Figure 4 |. The distance change measured by ACCuRET decreases as Anap is positioned closer to the C-terminal end of S4.

a, Cartoon showing ACCuRET between S346Anap and Cu²⁺-TETAC attached to L186C in the HCN domain. Also shown is the reaction of Cu²⁺-TETAC with a cysteine in a protein. b, Representative spectra of the Anap emission at 0 mV and −100 mV, before and after quenching by Cu²⁺-TETAC, for spHCN-S346Anap, L186C channels. c, Summary of the fraction of Anap fluorescence quenched by Cu²⁺-TETAC for the four Anap sites in S4, without (left, n = 4 for S346, n = 3 for L348, S353, and W355) and with (right, n = 5 for S346, n = 4 for L348 and S353, n = 7 for W355) the introduced cysteine L186C. Data shown are mean ± s.e.m., n is number of patches, * p < 0.05 by two-tailed Student’s t-test. d, Distance dependence of the measured FRET efficiency at 0 mV for four L-Anap sites (circle markers) in S4 and the W218Anap site in S1 versus the β-carbon distances between each site and L186C (based on the spHCN homology model). Also shown are the predicted distance dependencies of the Förster equation (black) and the Förster Convolved with Gaussian (FCG) equation (green), using a Gaussian distribution with a standard deviation σ of 7.5 Å (inset). The distances of these 5 pairs at −100 mV estimated using the FCG equation are also shown with square markers. e, Summary of the distances of each FRET pair at 0 mV and −100 mV, calculated from the FCG equation in panel d, using the FRET efficiencies in Supplementary Fig. 5a. f. Helical-wheel display of the C-terminal α-helical part of S4 (S346 to F359) viewed from the extracellular side, highlighting the magnitude of the hyperpolarization-induced distance changes for the four Anap sites in the S4.

Figure 5 |. Rosetta model of S4 movement in HCN channels based on experimentally-determined distance constraints.

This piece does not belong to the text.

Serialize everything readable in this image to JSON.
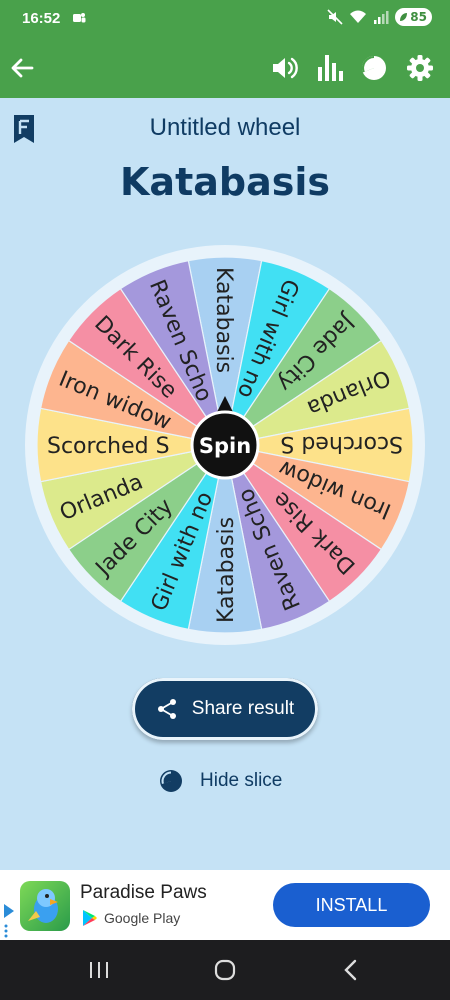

a, Model structures of the voltage-sensor domain of spHCN at 0 mV and −100 mV. Top: side view parallel to the membrane. Bottom: view from the intracellular side. b, Comparison of the measured distance changes using tmFRET from Fig. 4 and the distance changes in the Rosetta models. c, A vacuum electrostatic surface illustration of the S1-S3 helices and the HCN domain, showing a negative charged surface (red) facing the S4 helix. d, Structural diagrams showing the ion pair partners between arginines or lysine (blue) within S4 and aspartic acids (red) within S1-S3 at 0 mV and −100 mV in the Rosetta models. The “phenylalanine cap” F260 in the hydrophobic constriction site (HCS) of the charge transfer center is highlighted in magenta. The α-carbon distance changes between K1, R3-R6 residues at 0 mV and −100 mV are illustrated.